While Kelly was in prison, his brothers Jim (aged 12) and Dan (aged 10) were arrested by Constable Flood for riding a horse that did not belong to them. The horse had been lent to them by a farmer for whom they had been doing some work, but the boys spent a night in the cells before the matter was cleared.

Two years later, Jim Kelly was arrested for cattle-rustling. He and his family claimed that he did not know that some of the cattle did not belong to his employer and cousin Tom Lloyd. Jim was given a five-year sentence, but as O’Brien pointed out the receiver of the ‘stolen stock’ James Dixon was not prosecuted as he was ‘a gentleman'[12]

In September 1877 Ned was arrested for drunkenness.
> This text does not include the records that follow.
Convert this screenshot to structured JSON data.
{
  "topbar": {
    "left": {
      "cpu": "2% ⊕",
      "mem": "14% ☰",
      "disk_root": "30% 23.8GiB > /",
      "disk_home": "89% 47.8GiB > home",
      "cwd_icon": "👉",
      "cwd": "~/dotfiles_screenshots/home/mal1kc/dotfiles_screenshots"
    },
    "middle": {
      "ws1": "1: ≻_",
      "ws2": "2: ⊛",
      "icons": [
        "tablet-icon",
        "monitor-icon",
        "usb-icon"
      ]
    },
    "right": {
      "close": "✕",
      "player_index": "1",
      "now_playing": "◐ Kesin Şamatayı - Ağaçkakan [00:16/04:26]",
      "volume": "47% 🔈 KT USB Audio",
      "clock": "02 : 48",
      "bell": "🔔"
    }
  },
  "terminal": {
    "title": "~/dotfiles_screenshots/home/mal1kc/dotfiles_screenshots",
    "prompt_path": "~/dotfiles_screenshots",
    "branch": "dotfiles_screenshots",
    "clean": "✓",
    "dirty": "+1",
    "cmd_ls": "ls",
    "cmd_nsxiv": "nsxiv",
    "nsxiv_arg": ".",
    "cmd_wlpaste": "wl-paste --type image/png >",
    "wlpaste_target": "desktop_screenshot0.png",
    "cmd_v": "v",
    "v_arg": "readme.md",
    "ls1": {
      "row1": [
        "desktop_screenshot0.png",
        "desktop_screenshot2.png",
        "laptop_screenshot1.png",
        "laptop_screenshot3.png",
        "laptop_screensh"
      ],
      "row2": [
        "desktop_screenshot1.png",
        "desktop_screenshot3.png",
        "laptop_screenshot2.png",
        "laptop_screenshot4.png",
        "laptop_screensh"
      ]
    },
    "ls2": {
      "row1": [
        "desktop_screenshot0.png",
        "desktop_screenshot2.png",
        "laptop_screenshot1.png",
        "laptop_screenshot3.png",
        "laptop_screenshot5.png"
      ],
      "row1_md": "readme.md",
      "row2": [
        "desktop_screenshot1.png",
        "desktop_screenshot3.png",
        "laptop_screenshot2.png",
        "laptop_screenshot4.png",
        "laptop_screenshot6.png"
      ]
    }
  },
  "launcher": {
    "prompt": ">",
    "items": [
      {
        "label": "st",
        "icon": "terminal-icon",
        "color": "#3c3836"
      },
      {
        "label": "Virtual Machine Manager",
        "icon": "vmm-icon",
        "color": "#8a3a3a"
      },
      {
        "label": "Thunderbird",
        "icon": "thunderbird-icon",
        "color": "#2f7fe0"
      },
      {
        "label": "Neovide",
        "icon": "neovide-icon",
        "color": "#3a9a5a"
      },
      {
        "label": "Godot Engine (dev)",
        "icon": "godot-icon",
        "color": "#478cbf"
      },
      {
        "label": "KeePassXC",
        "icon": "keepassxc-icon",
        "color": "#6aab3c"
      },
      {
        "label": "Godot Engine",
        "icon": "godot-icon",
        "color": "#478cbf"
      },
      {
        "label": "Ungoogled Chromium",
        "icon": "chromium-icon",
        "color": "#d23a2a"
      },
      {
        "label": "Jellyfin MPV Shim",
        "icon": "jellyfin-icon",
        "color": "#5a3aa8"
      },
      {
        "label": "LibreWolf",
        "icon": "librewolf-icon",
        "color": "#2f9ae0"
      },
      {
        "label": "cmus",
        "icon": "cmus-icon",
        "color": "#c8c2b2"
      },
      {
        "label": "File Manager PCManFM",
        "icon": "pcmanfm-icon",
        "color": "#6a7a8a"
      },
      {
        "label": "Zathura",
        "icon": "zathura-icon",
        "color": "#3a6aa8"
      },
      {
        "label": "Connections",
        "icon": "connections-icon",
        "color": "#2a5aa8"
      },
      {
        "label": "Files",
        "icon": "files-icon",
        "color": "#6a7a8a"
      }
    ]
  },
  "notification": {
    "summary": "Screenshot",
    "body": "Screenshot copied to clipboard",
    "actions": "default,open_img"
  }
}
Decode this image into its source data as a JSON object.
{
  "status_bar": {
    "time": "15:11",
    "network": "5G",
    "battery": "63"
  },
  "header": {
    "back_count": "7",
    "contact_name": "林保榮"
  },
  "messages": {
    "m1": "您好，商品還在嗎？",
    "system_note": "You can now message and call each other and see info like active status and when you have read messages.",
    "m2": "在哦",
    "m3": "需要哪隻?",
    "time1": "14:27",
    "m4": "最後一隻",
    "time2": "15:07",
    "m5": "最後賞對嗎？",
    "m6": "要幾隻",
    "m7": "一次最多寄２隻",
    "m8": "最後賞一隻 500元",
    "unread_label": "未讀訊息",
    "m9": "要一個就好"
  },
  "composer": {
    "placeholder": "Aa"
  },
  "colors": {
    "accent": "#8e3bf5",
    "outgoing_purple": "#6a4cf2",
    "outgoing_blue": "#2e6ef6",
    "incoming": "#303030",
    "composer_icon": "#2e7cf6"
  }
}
While being escorted by four policemen he broke free and ran into a shop. The police tried to subdue him but failed and Ned later gave himself up to a Justice of the Peace and was fined. During the incident Constable Lonigan, who Ned was to later shoot dead, “black-balled” him (grabbed and squeezed his testicles). Legend has it that Ned told Lonigan “If I ever shoot a man, Lonigan, it’ll be you!”.

And this doesn’t even include the armor!